Health

5 Tips to Naturally Calm Your Mind and Stop Endless Late-Night Scrolling

No matter how tired you are after a long, busy day, do you still find yourself waking up in the middle of the night? Then, of course, you slip into an endless loop of late-night scrolling on your phone. In fact, you might be reading this in the wee hours right now. Luckily, there are some tips to help calm your mind and finally get decent shut eye.

Koya Webb, a yoga teacher and celebrity holistic health coach (she’s worked with famous faces like Stevie Wonder and Ashley Judd), is teaming up with Zulily to share ways we can all find a little more peace at night.

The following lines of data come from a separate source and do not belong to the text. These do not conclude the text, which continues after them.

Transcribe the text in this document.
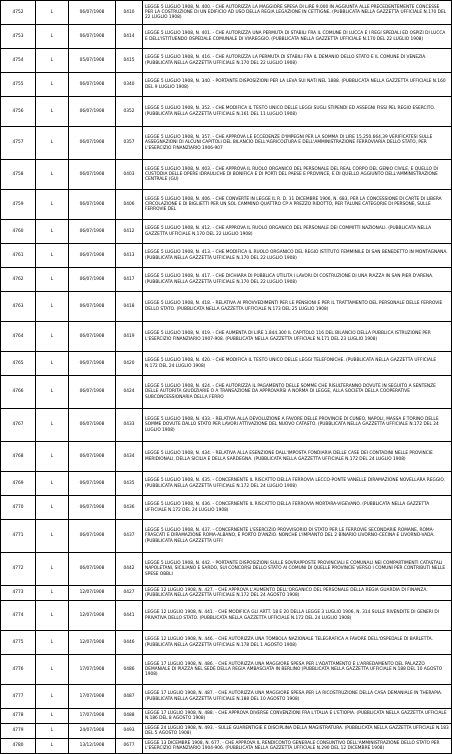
4752	L	06/07/1908	0410	LEGGE 5 LUGLIO 1908, N. 400. - CHE AUTORIZZA LA MAGGIORE SPESA DI LIRE 9.000 IN AGGIUNTA ALLE PRECEDENTEMENTE CONCESSE PER LA COSTRUZIONE DI UN EDIFICIO AD USO DELLA REGIA LEGAZIONE IN CETTIGNE. (PUBBLICATA NELLA GAZZETTA UFFICIALE N.170 DEL 22 LUGLIO 1908)
4753	L	06/07/1908	0414	LEGGE 5 LUGLIO 1908, N. 401. - CHE AUTORIZZA UNA PERMUTA DI STABILI FRA IL COMUNE DI LUCCA E I REGI SPEDALI ED OSPIZI DI LUCCA E DELL'ISTITUENDO OSPEDALE COMUNALE DI VIAREGGIO. (PUBBLICATA NELLA GAZZETTA UFFICIALE N.170 DEL 22 LUGLIO 1908)
4754	L	05/07/1908	0415	LEGGE 5 LUGLIO 1908, N. 416. - CHE AUTORIZZA LA PERMUTA DI STABILI FRA IL DEMANIO DELLO STATO E IL COMUNE DI VENEZIA. (PUBBLICATA NELLA GAZZETTA UFFICIALE N.170 DEL 22 LUGLIO 1908)
4755	L	06/07/1908	0340	LEGGE 5 LUGLIO 1908, N. 340. - PORTANTE DISPOSIZIONI PER LA LEVA SUI NATI NEL 1888. (PUBBLICATA NELLA GAZZETTA UFFICIALE N.160 DEL 9 LUGLIO 1908)
4756	L	06/07/1908	0352	LEGGE 5 LUGLIO 1908, N. 352. - CHE MODIFICA IL TESTO UNICO DELLE LEGGI SUGLI STIPENDI ED ASSEGNI FISSI PEL REGIO ESERCITO. (PUBBLICATA NELLA GAZZETTA UFFICIALE N.161 DEL 11 LUGLIO 1908)
4757	L	06/07/1908	0357	LEGGE 5 LUGLIO 1908, N. 357. - CHE APPROVA LE ECCEDENZE D'IMPEGNI PER LA SOMMA DI LIRE 15.250.664,39 VERIFICATESI SULLE ASSEGNAZIONI DI ALCUNI CAPITOLI DEL BILANCIO DELL'AGRICOLTURA E DELL'AMMINISTRAZIONE FERROVIARIA DELLO STATO, PER L'ESERCIZIO FINANZIARIO 1906-907
4758	L	06/07/1908	0403	LEGGE 5 LUGLIO 1908, N. 403. - CHE APPROVA IL RUOLO ORGANICO DEL PERSONALE DEL REAL CORPO DEL GENIO CIVILE, E QUELLO DI CUSTODIA DELLE OPERE IDRAULICHE DI BONIFICA E DI PORTI DEL PAESE E PROVINCE, E DI QUELLO AGGIUNTO DELL'AMMINISTRAZIONE CENTRALE (GU)
4759	L	06/07/1908	0406	LEGGE 5 LUGLIO 1908, N. 406. - CHE CONVERTE IN LEGGE IL R. D. 31 DICEMBRE 1906, N. 683, PER LA CONCESSIONE DI CARTE DI LIBERA CIRCOLAZIONE E DI BIGLIETTI PER UN SOL CAMMINO QUATTRO CP A PREZZO RIDOTTO, PER TALUNE CATEGORIE DI PERSONE, SULLE FERROVIE DEL
4760	L	06/07/1908	0412	LEGGE 5 LUGLIO 1908, N. 412. - CHE APPROVA IL RUOLO ORGANICO DEL PERSONALE DEI COMMITTI NAZIONALI. (PUBBLICATA NELLA GAZZETTA UFFICIALE N.170 DEL 22 LUGLIO 1908)
4761	L	06/07/1908	0413	LEGGE 5 LUGLIO 1908, N. 413. - CHE MODIFICA IL RUOLO ORGANICO DEL REGIO ISTITUTO FEMMINILE DI SAN BENEDETTO IN MONTAGNANA. (PUBBLICATA NELLA GAZZETTA UFFICIALE N.170 DEL 22 LUGLIO 1908)
4762	L	06/07/1908	0417	LEGGE 5 LUGLIO 1908, N. 417. - CHE DICHIARA DI PUBBLICA UTILITA I LAVORI DI COSTRUZIONE DI UNA PIAZZA IN SAN PIER D'ARENA. (PUBBLICATA NELLA GAZZETTA UFFICIALE N.170 DEL 22 LUGLIO 1908)
4763	L	06/07/1908	0418	LEGGE 5 LUGLIO 1908, N. 418. - RELATIVA AI PROVVEDIMENTI PER LE PENSIONI E PER IL TRATTAMENTO DEL PERSONALE DELLE FERROVIE DELLO STATO. (PUBBLICATA NELLA GAZZETTA UFFICIALE N.173 DEL 25 LUGLIO 1908)
4764	L	06/07/1908	0419	LEGGE 5 LUGLIO 1908, N. 419. - CHE AUMENTA DI LIRE 1.844.300 IL CAPITOLO 116 DEL BILANCIO DELLA PUBBLICA ISTRUZIONE PER L'ESERCIZIO FINANZIARIO 1907-908. (PUBBLICATA NELLA GAZZETTA UFFICIALE N.171 DEL 23 LUGLIO 1908)
4765	L	06/07/1908	0420	LEGGE 5 LUGLIO 1908, N. 420. - CHE MODIFICA IL TESTO UNICO DELLE LEGGI TELEFONICHE. (PUBBLICATA NELLA GAZZETTA UFFICIALE N.172 DEL 24 LUGLIO 1908)
4766	L	06/07/1908	0424	LEGGE 5 LUGLIO 1908, N. 424. - CHE AUTORIZZA IL PAGAMENTO DELLE SOMME CHE RISULTERANNO DOVUTE IN SEGUITO A SENTENZE DELLE AUTORITA GIUDIZIARIE O A TRANSAZIONE DA APPROVARSI A NORMA DI LEGGE, ALLA SOCIETA DELLA COOPERATIVE SUBCONCESSIONARIA DELLA FERRO
4767	L	06/07/1908	0433	LEGGE 5 LUGLIO 1908, N. 433. - RELATIVA ALLA DEVOLUZIONE A FAVORE DELLE PROVINCIE DI CUNEO, NAPOLI, MASSA E TORINO DELLE SOMME DOVUTE DALLO STATO PER LAVORI ATTIVAZIONE DEL NUOVO CATASTO. (PUBBLICATA NELLA GAZZETTA UFFICIALE N.172 DEL 24 LUGLIO 1908)
4768	L	06/07/1908	0434	LEGGE 5 LUGLIO 1908, N. 434. - RELATIVA ALLA ESENZIONE DALL'IMPOSTA FONDIARIA DELLE CASE DEI CONTADINI NELLE PROVINCIE MERIDIONALI, DELLA SICILIA E DELLA SARDEGNA. (PUBBLICATA NELLA GAZZETTA UFFICIALE N.172 DEL 24 LUGLIO 1908)
4769	L	06/07/1908	0435	LEGGE 5 LUGLIO 1908, N. 435. - CONCERNENTE IL RISCATTO DELLA FERROVIA LECCO-PONTE VANELLE DIRAMAZIONE NOVELLARA REGGIO. (PUBBLICATA NELLA GAZZETTA UFFICIALE N.172 DEL 24 LUGLIO 1908)
4770	L	06/07/1908	0436	LEGGE 5 LUGLIO 1908, N. 436. - CONCERNENTE IL RISCATTO DELLA FERROVIA MORTARA-VIGEVANO. (PUBBLICATA NELLA GAZZETTA UFFICIALE N.172 DEL 24 LUGLIO 1908)
4771	L	06/07/1908	0437	LEGGE 5 LUGLIO 1908, N. 437. - CONCERNENTE L'ESERCIZIO PROVVISORIO DI STATO PER LE FERROVIE SECONDARIE ROMANE, ROMA-FRASCATI E DIRAMAZIONE ROMA-ALBANO, E PORTO D'ANZIO. NONCHE L'IMPIANTO DEL 2 BINARIO LIVORNO-CECINA E LIVORNO-VADA. (PUBBLICATA NELLA GAZZETTA UFFI
4772	L	06/07/1908	0442	LEGGE 5 LUGLIO 1908, N. 442. - PORTANTE DISPOSIZIONI SULLE SOVRAPPOSTE PROVINCIALI E COMUNALI NEI COMPARTIMENTI CATASTALI NAPOLETANI, SICILIANO E SARDO, SUI CONCORSI DELLO STATO AI COMUNI DI QUELLE PROVINCIE VERSO I COMUNI PER CONTRIBUTI NELLE SPESE OBBLI
4773	L	12/07/1908	0427	LEGGE 12 LUGLIO 1908, N. 427. - CHE APPROVA L'AUMENTO DELL'ORGANICO DEL PERSONALE DELLA REGIA GUARDIA DI FINANZA. (PUBBLICATA NELLA GAZZETTA UFFICIALE N.172 DEL 24 AGOSTO 1908)
4774	L	12/07/1908	0441	LEGGE 12 LUGLIO 1908, N. 441. - CHE MODIFICA GLI ARTT. 18 E 20 DELLA LEGGE 3 LUGLIO 1906, N. 314 SULLE RIVENDITE DI GENERI DI PRIVATIVA DELLO STATO. (PUBBLICATA NELLA GAZZETTA UFFICIALE N.172 DEL 24 LUGLIO 1908)
4775	L	12/07/1908	0446	LEGGE 12 LUGLIO 1908, N. 446. - CHE AUTORIZZA UNA TOMBOLA NAZIONALE TELEGRAFICA A FAVORE DELL'OSPEDALE DI BARLETTA. (PUBBLICATA NELLA GAZZETTA UFFICIALE N.178 DEL 1 AGOSTO 1908)
4776	L	17/07/1908	0486	LEGGE 17 LUGLIO 1908, N. 486. - CHE AUTORIZZA UNA MAGGIORE SPESA PER L'ADATTAMENTO E L'ARREDAMENTO DEL PALAZZO DEMANIALE DI PIAZZA NEL SEDE DELLA REGIA AMBASCIATA IN BERLINO (PUBBLICATA NELLA GAZZETTA UFFICIALE N.188 DEL 10 AGOSTO 1908)
4777	L	17/07/1908	0487	LEGGE 17 LUGLIO 1908, N. 487. - CHE AUTORIZZA UNA MAGGIORE SPESA PER LA RICOSTRUZIONE DELLA CASA DEMANIALE IN THERAPIA. (PUBBLICATA NELLA GAZZETTA UFFICIALE N.188 DEL 10 AGOSTO 1908)
4778	L	17/07/1908	0488	LEGGE 17 LUGLIO 1908, N. 488. - CHE APPROVA DIVERSE CONVENZIONI FRA L'ITALIA E L'ETIOPIA. (PUBBLICATA NELLA GAZZETTA UFFICIALE N.186 DEL 8 AGOSTO 1908)
4779	L	24/07/1908	0493	LEGGE 24 LUGLIO 1908, N. 493. - SULLE GUARENTIGIE E DISCIPLINA DELLA MAGISTRATURA. (PUBBLICATA NELLA GAZZETTA UFFICIALE N.183 DEL 5 AGOSTO 1908)
4780	L	13/12/1908	0677	LEGGE 13 DICEMBRE 1908, N. 677. - CHE APPROVA IL RENDICONTO GENERALE CONSUNTIVO DELL'AMMINISTRAZIONE DELLO STATO PER L'ESERCIZIO FINANZIARIO 1904-906. (PUBBLICATA NELLA GAZZETTA UFFICIALE N.290 DEL 12 DICEMBRE 1908)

They’re especially hoping to help stressed out moms after a study conducted by the company showed they are the ones who are most likely to be awake between 2 a.m. and 3 a.m. — and spending that time on their phones. They’ve even opened a special Late Night Shop for Mom that offers tons of calming products (plus free shipping for orders placed between 2 a.m. and 4 a.m.).

On top of that, Webb offers five super easy and all-natural tips for hitting snooze before the late-night scrolling even starts. Take a look:

Make “Me Time” — Even If It’s Just a Micromoment

“Before it’s time to tuck in, make a nighttime routine to signal to your body it’s time for sleep,” Webb suggests. “Try something as simple as spending 10 minutes laying on your back with your eyes closed as a skincare mask dries.”

If you can’t squeeze in 10 minutes, she recommends making the most of “micromoments of peace” — like putting on your favorite robe or sipping a soothing tea from your favorite teacup. Whatever it might be, the most important thing is to “make everything you do sacred,” she says.

Create a Soothing Environment Without Spending a Lot

Zulily’s research showed that most moms are looking for ways to add more calm to their surroundings. “That doesn’t mean completely renovating your home,” Webb explains. “Small, affordable touches such as aromatherapy diffusers with calming scents and comfortable bedding can go a long way.”

You can easily find plenty of options on their website, like the Fabulous Frannie Aromatherapy Diffuser (Buy on Zulily, $45.99) and Spirit Linen Comforter (Buy on Zulily, $29.99).

Keep a Yoga Pose In Your Back Pocket

“Yoga isn’t just about exercise,” Webb reminds us. “Some poses have the power to help the mind and body settle after a long day — or even longer night.” She lists relaxing stretches like Child’s Pose and Sleeping Pigeon, but adds that an even simpler one called Legs on the Wall can work wonders. It’s exactly how it sounds: Lay on the ground or in bed on your back, getting close to the wall so you can create an L-shape, and situate your legs up on the wall.

“This restorative posture helps calm the nerves and remove restlessness from your legs, especially if you’ve been on your feet all day (moms, we know that’s all of you).” You can also check out a few more of our favorite yoga poses for sleep.

Work on Your Breath

How often do you really think about your breathing? Webb says that focusing on it more can have an immediate calming effect. She offers a super easy technique: “Inhale for at least 5 seconds and exhale just as slowly. Bring your shoulders to ears on the next inhale to loosen up the tension building in your shoulders, and slowly bring them down on the exhale.”

You can repeat this breathing method for two or three minutes and hopefully find yourself in sweet slumber all night long.

Do the “Write” Thing

A racing mind is one of the most common problems causing sleepless nights. Webb says writing down your constant stream of thoughts before going to bed (or when you wake up in the middle of the night) can help slow things down. “Make a list of the things you’re worried about with the intention of freeing yourself of judgement,” she suggests. “More often than not, a written down list will help you realize your to-do list may be smaller and more manageable than you thought.”

Once you’ve got all the worries jotted down, Webb also recommends listing out all the things you’re grateful for. “Dinners with the family, your baby’s adorable laugh, those pictures you took of the family in matching PJ’s,” or any of the other countless things we all cherish. “By getting your thoughts out, you’ll hopefully turn your focus elsewhere — like sleep.”

For those who are reading this after waking up in the middle of the night again, we hope these tips help make this one of your last sleepless scroll sessions. Otherwise, give them a try to avoid the frustrating issue altogether before your next bedtime!